Un parfum de Caraïbes flotte à Ciudad Juarez, dans le vaste désert qui sépare le Mexique des États-Unis. Au fil des mois, l’exode massif de Cubains a changé peu à peu le décor de l’austère zone frontalière confrontée à une crise migratoire inédite.
Alors que le président américain Donald Trump poursuit son offensive anti-immigrés, dans la zone industrielle de Ciudad Juarez, un panneau écrit à la main annonce: « Petite Havane, Cuisine cubaine ».
Dans ce restaurant, les burritos et hamburgers de ses origines tex-mex ont cédé la place à une proposition 100 % cubaine avec orchestre de salsa. Au menu: fricassé de porc, poissons grillés, et riz accompagné de haricots noirs.
De nombreux Cubains s’y retrouvent pour manger ou y travailler.
Tous ont déposé des demandes d’asile aux Etats-Unis et attendent que leur dossier soit traité par les autorités américaines. Pendant ce temps, ils s’installent dans cette ville, remplissent les hôtels, et y travaillent, générant un choc économique et culturel inattendu.
« Ciudad Juarez ne sera plus la même après ce phénomène extraordinaire », souligne à l’AFP Enrique Valenzuela, coordinateur du service d’attention aux migrants. Sur les quelque 4.800 migrants officiellement enregistrés comme demandeurs d’asile aux Etats-Unis, « plus de 80 % sont cubains ».
« Mais il y aura un nombre très important de personnes qui ne se sont même pas enregistrées » et qui ont l’intention de franchir la frontière clandestinement, souligne-t-il, admettant que les capacités des autorités migratoires mexicaines et américaines sont arrivées à saturation.
Après la rétablissement historique des relations entre les États-Unis et Cuba en 2015, la politique des « pieds secs, pieds mouillés » a pris fin.
Les migrants cubains interceptés en mer étaient jusqu’alors renvoyés dans leur pays, mais ceux ayant atteint le sol américain, même de façon clandestine, pouvaient y obtenir un permis de résidence.
Odyssée
Désormais, les Cubains ne disposent plus de privilèges en matière d’immigration et doivent déposer une demande d’asile avant de pénétrer sur le territoire américain, sous peine d’être expulsé.
Les relations bilatérales se sont parallèlement détériorées sous l’ère Trump et Washington a fermé ses services consulaires à La Havane, après de prétendues « attaques sonores » contre ses diplomates en 2016 et 2017.

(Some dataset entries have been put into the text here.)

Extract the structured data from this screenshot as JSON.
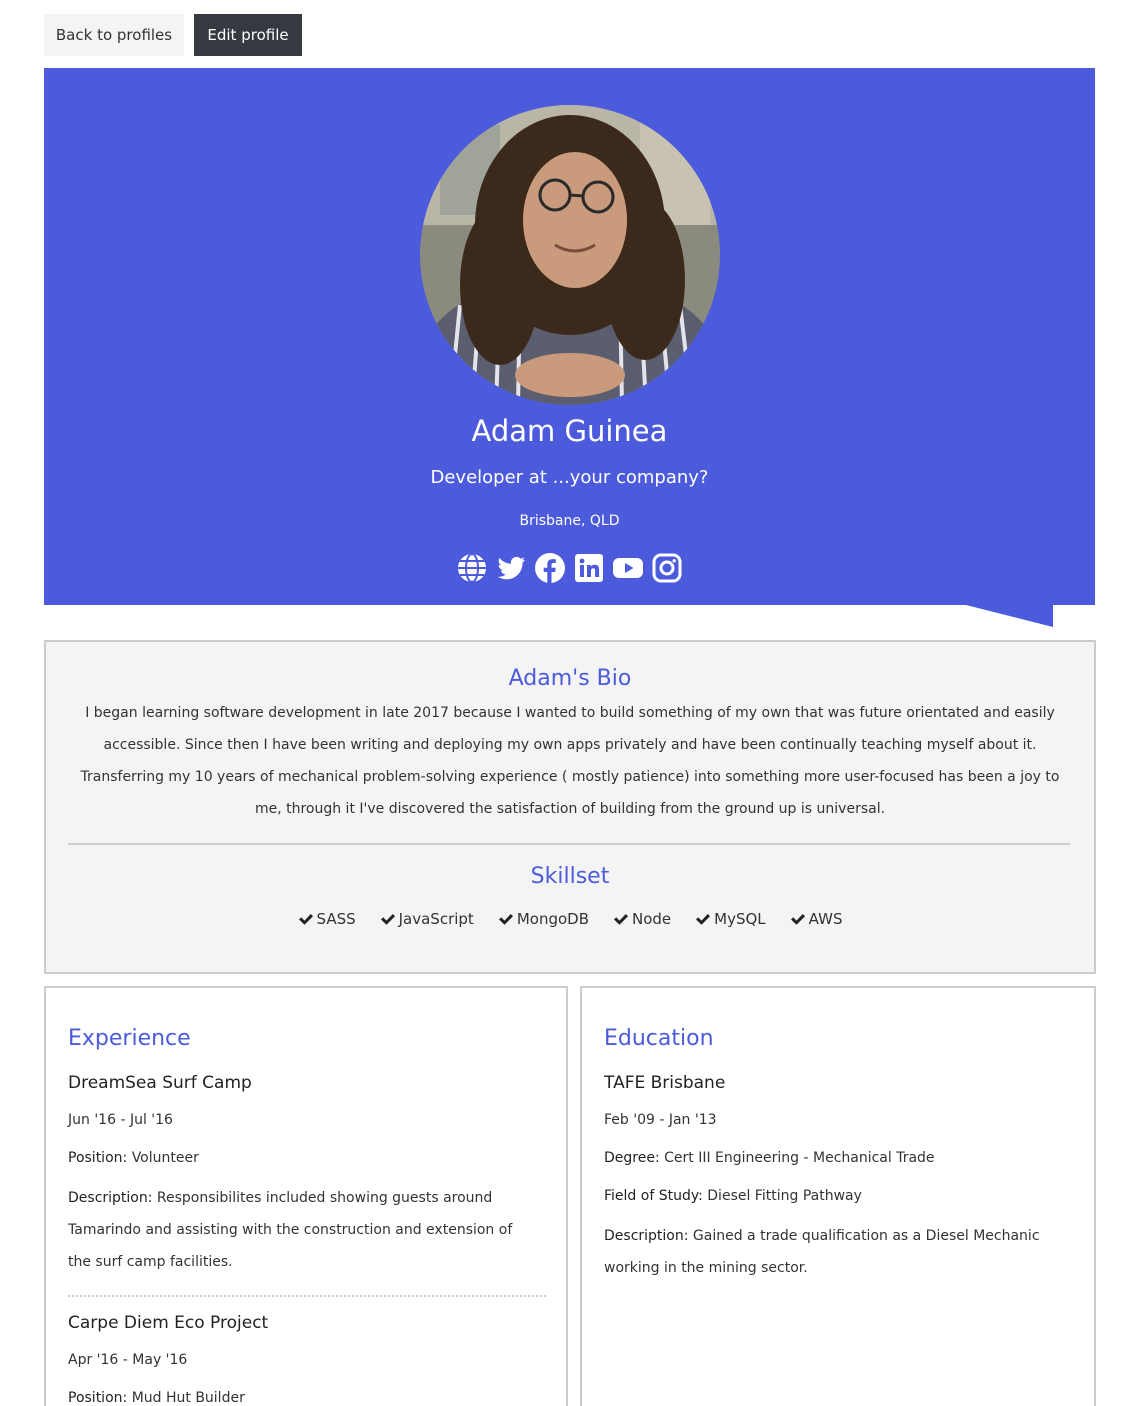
{
  "toolbar": {
    "back_label": "Back to profiles",
    "edit_label": "Edit profile"
  },
  "profile": {
    "name": "Adam Guinea",
    "status": "Developer at ...your company?",
    "location": "Brisbane, QLD",
    "social": [
      "globe-icon",
      "twitter-icon",
      "facebook-icon",
      "linkedin-icon",
      "youtube-icon",
      "instagram-icon"
    ]
  },
  "bio": {
    "title": "Adam's Bio",
    "text": "I began learning software development in late 2017 because I wanted to build something of my own that was future orientated and easily accessible. Since then I have been writing and deploying my own apps privately and have been continually teaching myself about it. Transferring my 10 years of mechanical problem-solving experience ( mostly patience) into something more user-focused has been a joy to me, through it I've discovered the satisfaction of building from the ground up is universal."
  },
  "skillset": {
    "title": "Skillset",
    "items": [
      "SASS",
      "JavaScript",
      "MongoDB",
      "Node",
      "MySQL",
      "AWS"
    ]
  },
  "experience": {
    "title": "Experience",
    "items": [
      {
        "company": "DreamSea Surf Camp",
        "dates": "Jun '16 - Jul '16",
        "position_label": "Position:",
        "position": "Volunteer",
        "description_label": "Description:",
        "description": "Responsibilites included showing guests around Tamarindo and assisting with the construction and extension of the surf camp facilities."
      },
      {
        "company": "Carpe Diem Eco Project",
        "dates": "Apr '16 - May '16",
        "position_label": "Position:",
        "position": "Mud Hut Builder"
      }
    ]
  },
  "education": {
    "title": "Education",
    "items": [
      {
        "school": "TAFE Brisbane",
        "dates": "Feb '09 - Jan '13",
        "degree_label": "Degree:",
        "degree": "Cert III Engineering - Mechanical Trade",
        "field_label": "Field of Study:",
        "field": "Diesel Fitting Pathway",
        "description_label": "Description:",
        "description": "Gained a trade qualification as a Diesel Mechanic working in the mining sector."
      }
    ]
  },
  "colors": {
    "primary": "#4b5bdc",
    "dark": "#343a40",
    "light": "#f4f4f4",
    "border": "#cccccc"
  }
}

Les Cubains doivent déposer leurs demandes dans des ambassades américaines d’autres pays ou rejoindre la frontière américano-mexicaine afin d’y déposer directement leur demande.
Pedro Luis Tamayo, âgé de 52 ans et fervent opposant du régime de Castro, s’est envolé de La Havane vers Guyana en 2016 mais n’a pu atteindre Ciudad Juarez qu’il y a quelques jours après une véritable odyssée.
Il a vendu des fruits au Brésil, pendant deux ans, puis au Pérou, en Équateur. Il a ensuite été employé dans un port en Colombie, où il a déchargé des bateaux avant de gagner le Panama. De là, il a traversé la périlleuse forêt d’Amérique centrale et a fini par rejoindre le Mexique.
« J’étais déterminé à fuir l’oppression. Ceux qui osent penser sont très réprimés à Cuba », explique cet homme dont la femme, membre du groupe dissident des « Dames en blanc », est restée à La Havane.
Comme Luis, des milliers de Cubains vendent tous leurs biens ou demandent de l’argent à des membres de leur famille aux États-Unis pour acheter un billet d’avion vers les pays d’Amérique latine facilement accessibles, puis gagnent la frontière américano-mexicaine par voie terrestre.
Comparant sa vie à Cuba à celle d’un « oiseau en cage », Dailin Traba, 31 ans, a volé vers le Nicaragua en février avant de remonter vers le Mexique.
Elle travaille comme serveuse dans ce restaurant cubain où elle gagne 15 dollars par jour. Elle loge avec sa petite amie dans l’hôtel Aremar, rempli de ses compatriotes, où elle doit partager sa chambre avec un autre couple par manque de moyens.
Comme beaucoup de Cubains, elle a été encouragée à tenter le rêve américain en voyant les images des caravanes de migrants d’Amérique centrale traversant le Mexique, il y a quelques mois.
Dans cet hôtel, aux allures de maison cubaine, Luis Gomez est heureux. Après plus d’un mois et demi d’attente, il va pouvoir enfin traverser le pont frontalier pour y être reçu par les services migratoires américains.
Dans ses maigres bagages, un seul espoir. « Devenir une personne libre », dit-il.